A good Brush matters for finishing

danmart77

Dan
Corporate Member
In my haste to encourage others to consider different colored flakes of shellac, I forgot to mention how I put my finish on large and small pieces. I still have a brush that I used 30 years ago but lately I've been loosing hair in the finish.

For applying varnish I have a couple brushes and for shellac I have several. When all is said and done I love this new brush I found on a violin building site that is available without getting too pricey. The brush I use now is offered by the Jack Richeson company. As you can see on the handle it is made in Italy. I think they know a little about finishing.

184972


The brush above is the 1 3/8 round brush offered at Amazon for around 12-13 dollars.

184973

The pointed sash brush is a must for oil and shellac under certain applications.
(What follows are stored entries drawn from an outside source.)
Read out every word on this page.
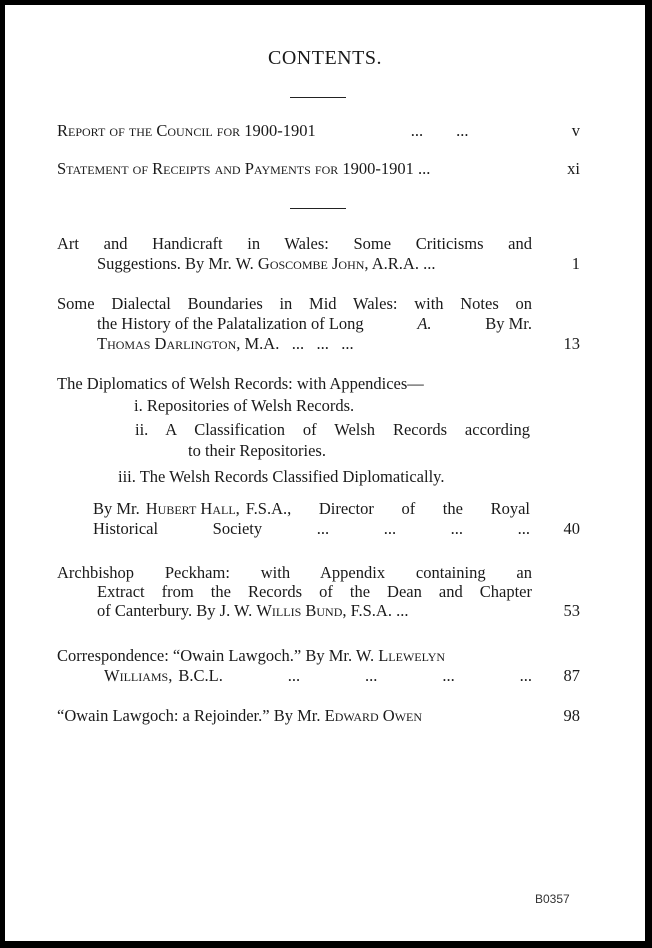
CONTENTS.
Report of the Council for 1900-1901	...        ...	v
Statement of Receipts and Payments for 1900-1901 ...	xi
Art and Handicraft in Wales: Some Criticisms and
Suggestions. By Mr. W. Goscombe John, A.R.A. ...	1
Some Dialectal Boundaries in Mid Wales: with Notes on
the History of the Palatalization of Long	A.	By Mr.
Thomas Darlington, M.A.   ...   ...   ...	13
The Diplomatics of Welsh Records: with Appendices—
i. Repositories of Welsh Records.
ii. A Classification of Welsh Records according
to their Repositories.
iii. The Welsh Records Classified Diplomatically.
By Mr. Hubert Hall, F.S.A., Director of the Royal
Historical Society ... ... ... ...	40
Archbishop Peckham: with Appendix containing an
Extract from the Records of the Dean and Chapter
of Canterbury. By J. W. Willis Bund, F.S.A. ...	53
Correspondence: “Owain Lawgoch.” By Mr. W. Llewelyn
Williams, B.C.L. ... ... ... ...	87
“Owain Lawgoch: a Rejoinder.” By Mr. Edward Owen	98
B0357
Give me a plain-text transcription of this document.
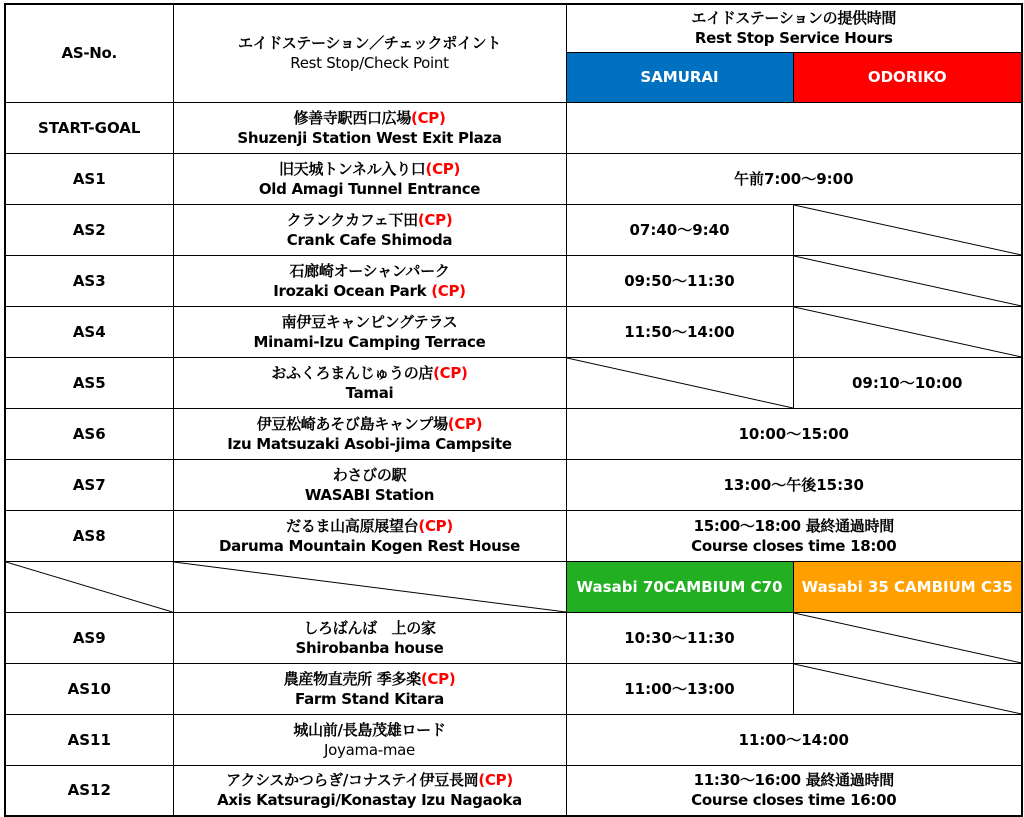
AS-No.	エイドステーション／チェックポイント
Rest Stop/Check Point	エイドステーションの提供時間
Rest Stop Service Hours	

		SAMURAI	ODORIKO
START-GOAL	修善寺駅西口広場(CP)
Shuzenji Station West Exit Plaza		

AS1	旧天城トンネル入り口(CP)
Old Amagi Tunnel Entrance	午前7:00～9:00	
AS2	クランクカフェ下田(CP)
Crank Cafe Shimoda	07:40～9:40	

AS3	石廊崎オーシャンパーク
Irozaki Ocean Park (CP)	09:50～11:30	

AS4	南伊豆キャンピングテラス
Minami-Izu Camping Terrace	11:50～14:00	

AS5	おふくろまんじゅうの店(CP)
Tamai		09:10～10:00
AS6	伊豆松崎あそび島キャンプ場(CP)
Izu Matsuzaki Asobi-jima Campsite	10:00～15:00	
AS7	わさびの駅
WASABI Station	13:00～午後15:30	
AS8	だるま山高原展望台(CP)
Daruma Mountain Kogen Rest House	15:00～18:00 最終通過時間
Course closes time 18:00	

	Wasabi 70CAMBIUM C70	Wasabi 35 CAMBIUM C35
AS9	しろばんば　上の家
Shirobanba house	10:30～11:30	

AS10	農産物直売所 季多楽(CP)
Farm Stand Kitara	11:00～13:00	

AS11	城山前/長島茂雄ロード
Joyama-mae	11:00～14:00	
AS12	アクシスかつらぎ/コナステイ伊豆長岡(CP)
Axis Katsuragi/Konastay Izu Nagaoka	11:30～16:00 最終通過時間
Course closes time 16:00	
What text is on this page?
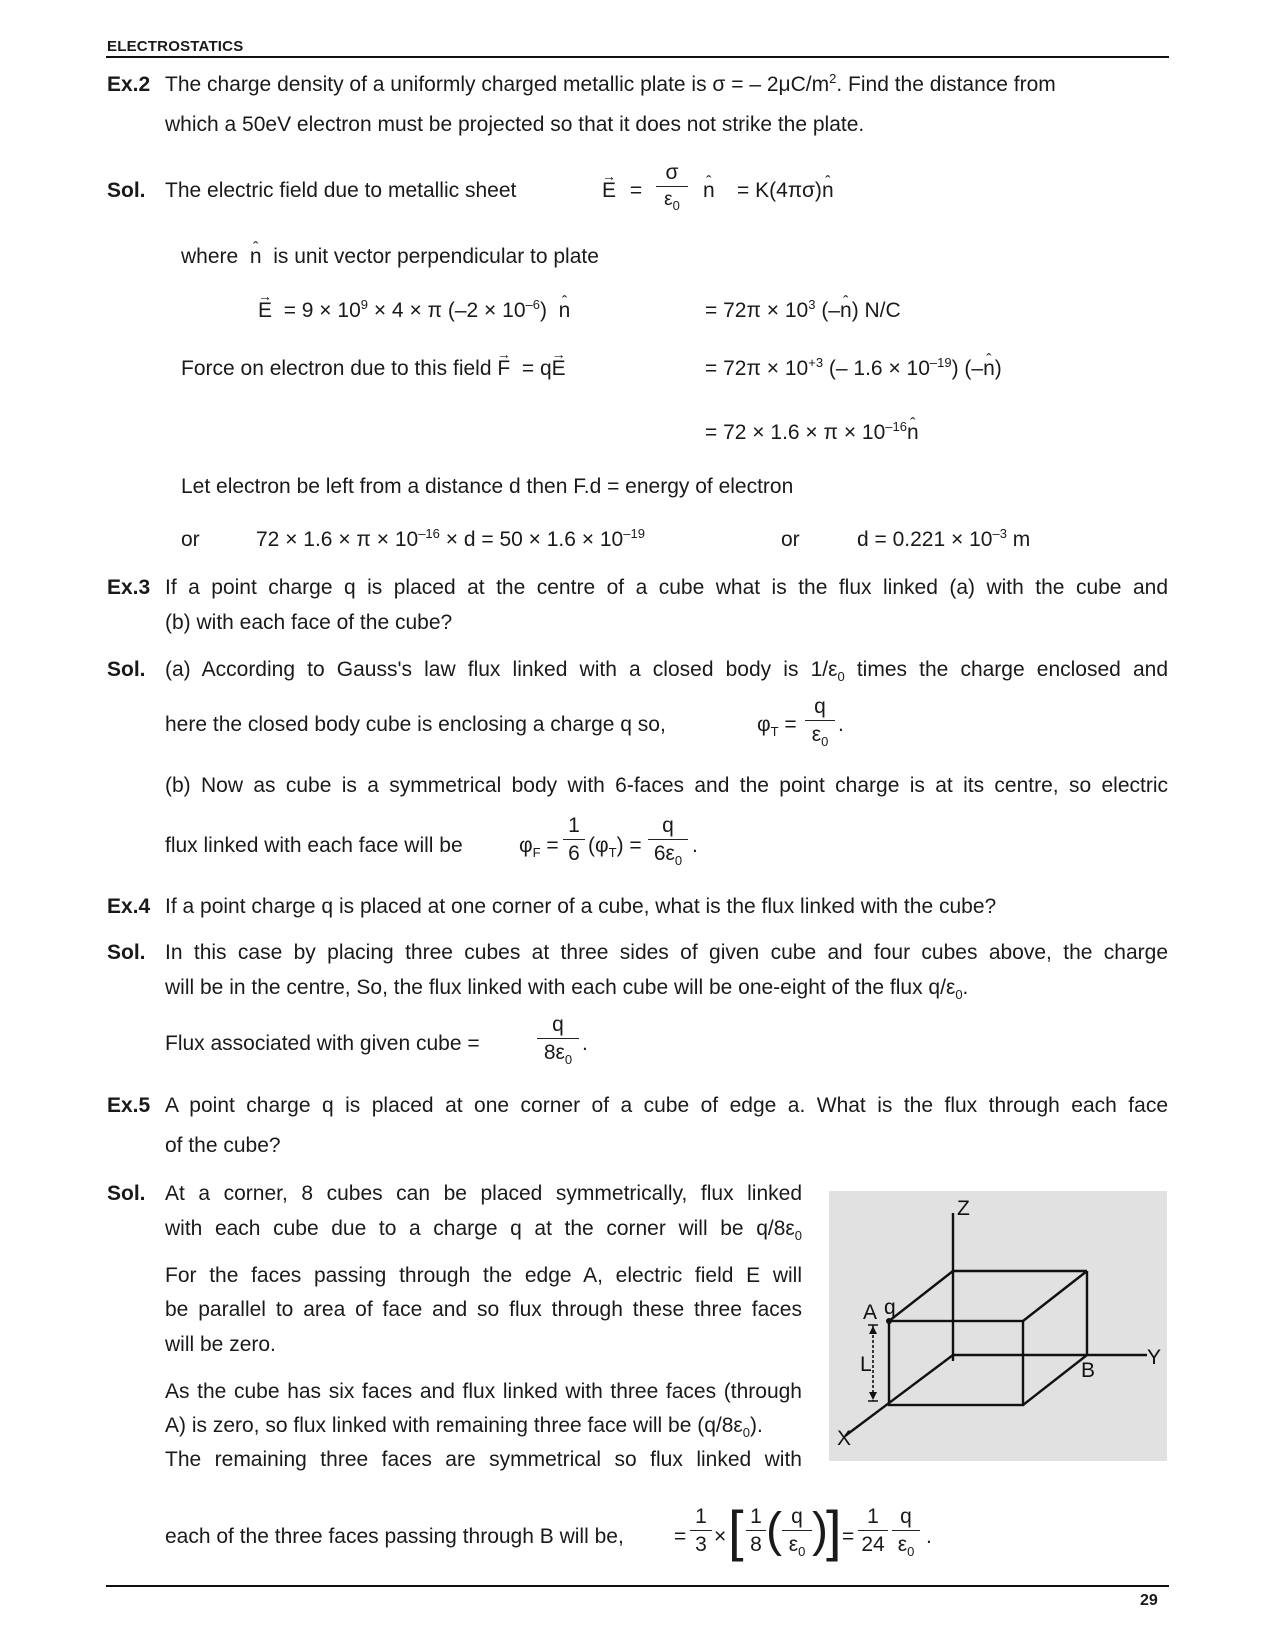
ELECTROSTATICS
Ex.2 The charge density of a uniformly charged metallic plate is σ = – $2\mu C/m^2$. Find the distance from
which a 50eV electron must be projected so that it does not strike the plate.
Sol. The electric field due to metallic sheet	→ $E = \frac{\sigma}{\varepsilon_0}$ ˆ n = K(4πσ)ˆ n
where ˆ n is unit vector perpendicular to plate
→ $E = 9 \times 10^9 \times 4 \times \pi$ $(-2 \times 10^{-6})$ ˆ n	= $72\pi \times 10^3$ (–ˆ n) N/C
Force on electron due to this field → F = q→ E	= $72\pi \times 10^{+3}$ (– $1.6 \times 10^{-19}$) (–ˆ n)
= $72 \times 1.6 \times \pi \times 10^{-16}ˆ$ n
Let electron be left from a distance d then F.d = energy of electron
or	$72 \times 1.6 \times \pi \times 10^{-16} \times d = 50 \times 1.6 \times 10^{-19}$	or	$d = 0.221 \times 10^{-3}$ m
Ex.3 If a point charge q is placed at the centre of a cube what is the flux linked (a) with the cube and
(b) with each face of the cube?
Sol. (a) According to Gauss's law flux linked with a closed body is $1/\varepsilon_0$ times the charge enclosed and
here the closed body cube is enclosing a charge q so,	$\varphi_T = \frac{q}{\varepsilon_0}$ .
(b) Now as cube is a symmetrical body with 6-faces and the point charge is at its centre, so electric
flux linked with each face will be	$\varphi_F = \frac{1}{6} (\varphi_T) = \frac{q}{6\varepsilon_0}$ .
Ex.4 If a point charge q is placed at one corner of a cube, what is the flux linked with the cube?
Sol. In this case by placing three cubes at three sides of given cube and four cubes above, the charge
will be in the centre, So, the flux linked with each cube will be one-eight of the flux $q/\varepsilon_0$.
Flux associated with given cube =	$\frac{q}{8\varepsilon_0}$ .
Ex.5 A point charge q is placed at one corner of a cube of edge a. What is the flux through each face
of the cube?
Sol. At a corner, 8 cubes can be placed symmetrically, flux linked
with each cube due to a charge q at the corner will be $q/8\varepsilon_0$
For the faces passing through the edge A, electric field E will
be parallel to area of face and so flux through these three faces
will be zero.
As the cube has six faces and flux linked with three faces (through
A) is zero, so flux linked with remaining three face will be $(q/8\varepsilon_0)$.
The remaining three faces are symmetrical so flux linked with
each of the three faces passing through B will be, = $\frac{1}{3}$ × [ $\frac{1}{8}$ ( $\frac{q}{\varepsilon_0}$ )
] = $\frac{1}{24} \frac{q}{\varepsilon_0}$ .
Z
Y
X
A q
B
L
29
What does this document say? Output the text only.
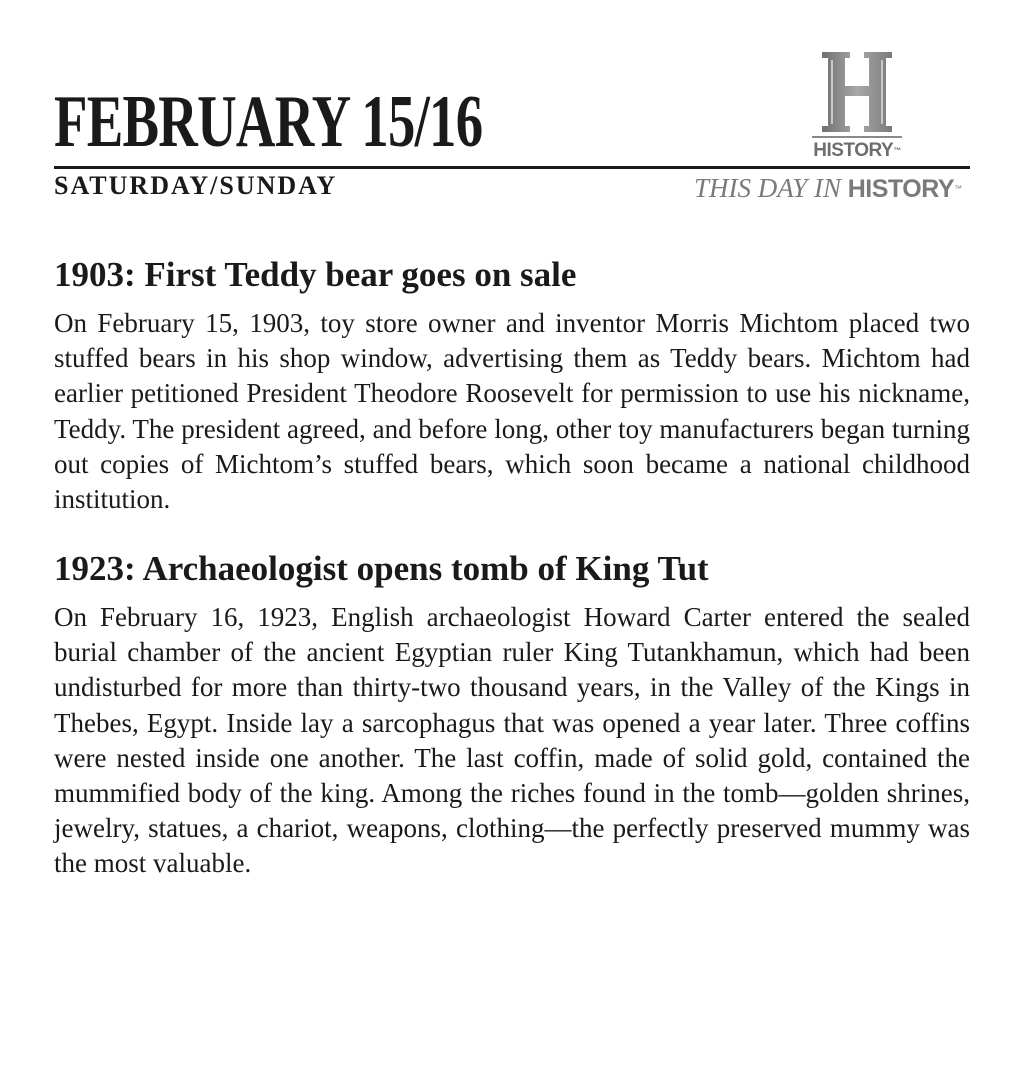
FEBRUARY 15/16	HISTORY™
SATURDAY/SUNDAY	THIS DAY IN HISTORY™
1903: First Teddy bear goes on sale

On February 15, 1903, toy store owner and inventor Morris Michtom placed two stuffed bears in his shop window, advertising them as Teddy bears. Michtom had earlier petitioned President Theodore Roosevelt for permission to use his nickname, Teddy. The president agreed, and before long, other toy manufacturers began turning out copies of Michtom’s stuffed bears, which soon became a national childhood institution.

1923: Archaeologist opens tomb of King Tut

On February 16, 1923, English archaeologist Howard Carter entered the sealed burial chamber of the ancient Egyptian ruler King Tutankhamun, which had been undisturbed for more than thirty-two thousand years, in the Valley of the Kings in Thebes, Egypt. Inside lay a sarcophagus that was opened a year later. Three coffins were nested inside one another. The last coffin, made of solid gold, contained the mummified body of the king. Among the riches found in the tomb—golden shrines, jewelry, statues, a chariot, weapons, clothing—the perfectly preserved mummy was the most valuable.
I use this to get in small details but with shellac you need to load the brush and NOT run out on the sweep.

I have used the brush above for a year now and I must confess it is my go to brush for all shellac applications. No cleaning just put the brush in a small baggy to keep dust off of it.

The sash brush must be cleaned after varnish work but it too is wonderful.

Why get one of these? Unlike the foam brush this can be used again and again and not fill the landfill. The other important factor is how much finish the round brush can hold without dripping. Its unique. Until you try one you'll just have to take my word.. I guess.

Give it a try.
 

nn4jw

Jim
Corporate Member
I only saw one review on Amazon for the top domed brush. It wasn't good and said the brush shed bristles badly. That's not what you've experienced though? Spotty QA maybe?
 

Rwe2156

DrBob
Senior User
Not familiar with those but I'll definitely check them out.

But you are correct about one thing: do not scrimp on brushes.

And remembering to clean & store them correctly. A good brush will last a long time.
 

danmart77

Dan
Corporate Member
I only saw one review on Amazon for the top domed brush. It wasn't good and said the brush shed bristles badly. That's not what you've experienced though? Spotty QA maybe?
I have not found a brush that will not have a hair fall out. With shellac this is meaningless really. You can pluck it off the surface, dip the brush in some alcohol and pull the surrounding area with one pass.

I've only used the brush a dozen times and I am just very impressed with the performance. The cost is 1/3 of what I have paid 10 years ago for a good hog hair brush.

Take a look at a typical natural bristle list. They just are not cheap.

https://www.jerrysartarama.com/global-arts-escoda-natural-chungking-bristle-brushes?gclid=EAIaIQobChMIjPfe6_fI4QIVjK_ICh18YQY6EAQYAyABEgIHRfD_BwE
 

nn4jw

Jim
Corporate Member
I have not found a brush that will not have a hair fall out. With shellac this is meaningless really. You can pluck it off the surface, dip the brush in some alcohol and pull the surrounding area with one pass.

I've only used the brush a dozen times and I am just very impressed with the performance. The cost is 1/3 of what I have paid 10 years ago for a good hog hair brush.

Take a look at a typical natural bristle list. They just are not cheap.

https://www.jerrysartarama.com/global-arts-escoda-natural-chungking-bristle-brushes?gclid=EAIaIQobChMIjPfe6_fI4QIVjK_ICh18YQY6EAQYAyABEgIHRfD_BwE
I've never had a brush at any price point that didn't drop at least the occasional hair either. In any case I did order those brushes the same day even after the One (1) review to try out.
 

danmart77

Dan
Corporate Member
Jim
The most important thing to jump out at you will be the amount of shellac the brush can hold and not make a mess. As many others here and elsewhere point out, you just can not go back very easily when you brush gets dry. Once you see how much the brush will hold based to some degree on how thick or thin you cut your shellac .. you're in the tall rows.

After your comment about hair loss while working I went back and that seems to be a routine comment in the chalk paint world. I am not familiar with this medium but it sounds very different than working with shellac.

Another user posted that he leaves his brush in the solvent(alcohol) when the brush is not in use. I can see that as somewhat useful but I thin my shellac quite a bit more than most others having first learned to use Seedlac thinned way down and then thickened up after a few coats.

At the time, we were in a museum setting and the use of boiled linseed as a base was required to replicate the original process.